The researchers say the high incidence of different kinds of mutations in a relatively small sample is due to the early timing of sampling within a limited geographical area of the index case in Wuhan. Some of the mutations do provide obvious benefits or disadvantages under specific circumstances. For instance, some mutations are found very commonly in the S protein-ACE2 protein interface.
There was a marked difference in viral load at 48 hours in the cells infected by different viral strains, showing that different mutations do change the replicative and disease-causing potential of the virus.

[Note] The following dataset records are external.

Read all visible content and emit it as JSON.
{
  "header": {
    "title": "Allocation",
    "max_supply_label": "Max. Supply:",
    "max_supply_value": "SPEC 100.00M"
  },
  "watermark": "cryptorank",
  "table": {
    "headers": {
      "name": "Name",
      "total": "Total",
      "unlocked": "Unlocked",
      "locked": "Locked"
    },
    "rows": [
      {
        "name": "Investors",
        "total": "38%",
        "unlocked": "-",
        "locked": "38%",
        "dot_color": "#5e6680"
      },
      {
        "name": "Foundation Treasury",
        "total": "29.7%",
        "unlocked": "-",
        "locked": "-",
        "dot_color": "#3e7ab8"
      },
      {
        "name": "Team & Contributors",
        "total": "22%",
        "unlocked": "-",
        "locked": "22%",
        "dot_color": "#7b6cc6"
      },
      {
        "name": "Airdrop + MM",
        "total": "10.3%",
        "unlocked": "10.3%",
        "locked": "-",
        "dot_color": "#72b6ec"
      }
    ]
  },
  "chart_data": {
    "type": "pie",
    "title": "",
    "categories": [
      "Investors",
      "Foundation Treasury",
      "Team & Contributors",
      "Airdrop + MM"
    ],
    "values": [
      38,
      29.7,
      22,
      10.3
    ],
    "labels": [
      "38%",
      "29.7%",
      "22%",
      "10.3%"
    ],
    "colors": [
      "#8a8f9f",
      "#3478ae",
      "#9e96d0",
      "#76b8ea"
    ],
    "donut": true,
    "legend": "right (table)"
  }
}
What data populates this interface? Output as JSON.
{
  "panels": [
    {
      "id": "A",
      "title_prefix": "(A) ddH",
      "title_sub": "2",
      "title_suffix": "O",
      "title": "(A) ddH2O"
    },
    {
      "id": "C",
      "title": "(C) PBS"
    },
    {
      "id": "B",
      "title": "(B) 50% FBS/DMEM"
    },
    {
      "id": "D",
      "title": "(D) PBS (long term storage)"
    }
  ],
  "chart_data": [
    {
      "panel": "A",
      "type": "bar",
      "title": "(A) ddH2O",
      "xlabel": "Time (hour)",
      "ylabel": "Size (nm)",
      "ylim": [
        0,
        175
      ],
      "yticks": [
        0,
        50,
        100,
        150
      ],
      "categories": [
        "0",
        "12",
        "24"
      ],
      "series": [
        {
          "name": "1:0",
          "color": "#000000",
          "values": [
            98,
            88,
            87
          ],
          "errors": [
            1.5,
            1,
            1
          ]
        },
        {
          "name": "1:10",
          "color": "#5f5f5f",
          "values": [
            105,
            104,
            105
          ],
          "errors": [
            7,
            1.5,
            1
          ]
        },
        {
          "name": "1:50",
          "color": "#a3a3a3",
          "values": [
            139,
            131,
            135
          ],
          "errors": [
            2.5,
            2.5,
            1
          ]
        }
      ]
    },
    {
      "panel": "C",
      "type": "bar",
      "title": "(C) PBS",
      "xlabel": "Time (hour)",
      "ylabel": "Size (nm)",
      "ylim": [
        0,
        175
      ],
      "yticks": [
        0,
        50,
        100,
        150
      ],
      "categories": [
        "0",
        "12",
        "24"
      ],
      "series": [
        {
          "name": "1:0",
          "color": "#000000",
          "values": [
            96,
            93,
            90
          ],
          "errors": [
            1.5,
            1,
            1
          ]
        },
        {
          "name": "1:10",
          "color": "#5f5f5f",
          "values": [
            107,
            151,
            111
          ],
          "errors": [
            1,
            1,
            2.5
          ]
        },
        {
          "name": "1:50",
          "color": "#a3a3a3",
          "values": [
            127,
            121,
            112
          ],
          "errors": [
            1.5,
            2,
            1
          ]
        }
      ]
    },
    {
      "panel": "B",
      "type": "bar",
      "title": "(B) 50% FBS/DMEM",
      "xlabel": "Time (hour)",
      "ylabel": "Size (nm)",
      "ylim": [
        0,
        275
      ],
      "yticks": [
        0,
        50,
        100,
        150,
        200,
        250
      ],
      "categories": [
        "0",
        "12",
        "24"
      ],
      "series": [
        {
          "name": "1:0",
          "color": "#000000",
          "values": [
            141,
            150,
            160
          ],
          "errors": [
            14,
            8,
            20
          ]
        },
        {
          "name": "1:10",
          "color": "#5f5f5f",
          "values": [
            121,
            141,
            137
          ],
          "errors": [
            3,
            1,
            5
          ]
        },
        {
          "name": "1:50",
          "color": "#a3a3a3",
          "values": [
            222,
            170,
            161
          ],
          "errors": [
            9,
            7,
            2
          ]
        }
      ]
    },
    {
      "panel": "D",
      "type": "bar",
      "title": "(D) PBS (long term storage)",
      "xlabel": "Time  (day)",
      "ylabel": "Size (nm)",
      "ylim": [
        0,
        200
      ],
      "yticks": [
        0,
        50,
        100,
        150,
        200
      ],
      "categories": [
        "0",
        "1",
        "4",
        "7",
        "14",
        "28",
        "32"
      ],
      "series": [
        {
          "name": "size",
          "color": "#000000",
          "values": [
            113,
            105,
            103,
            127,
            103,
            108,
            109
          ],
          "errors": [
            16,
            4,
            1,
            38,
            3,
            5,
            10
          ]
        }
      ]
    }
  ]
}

The study shows how the genotype affects the phenotype in most cases, with the in vitro effect promising to reveal how different viral strains behave as they acquire different mutations. Finally, the researchers note that 3 of the isolates were from stool samples, in contradistinction to another report indicating that a viable virus could not be isolated from such samples. This shows the viral capacity to replicate in these samples too.
The study concludes that “viral surveillance should also be performed at the cellular level when possible” since the mutations occurring within patient populations do affect the pathogenicity of the virus. Another suggestion is the identification of all founder mutations in the larger clusters of viruses circulating in the world at present, to find useful differences in pathogenicity. The development of vaccines and drugs will also hinge on whether these mutations affect therapeutic efficacy.
medRxiv publishes preliminary scientific reports that are not peer-reviewed and, therefore, not be regarded as conclusive, guide clinical practice/health-related behavior, or treated as established information.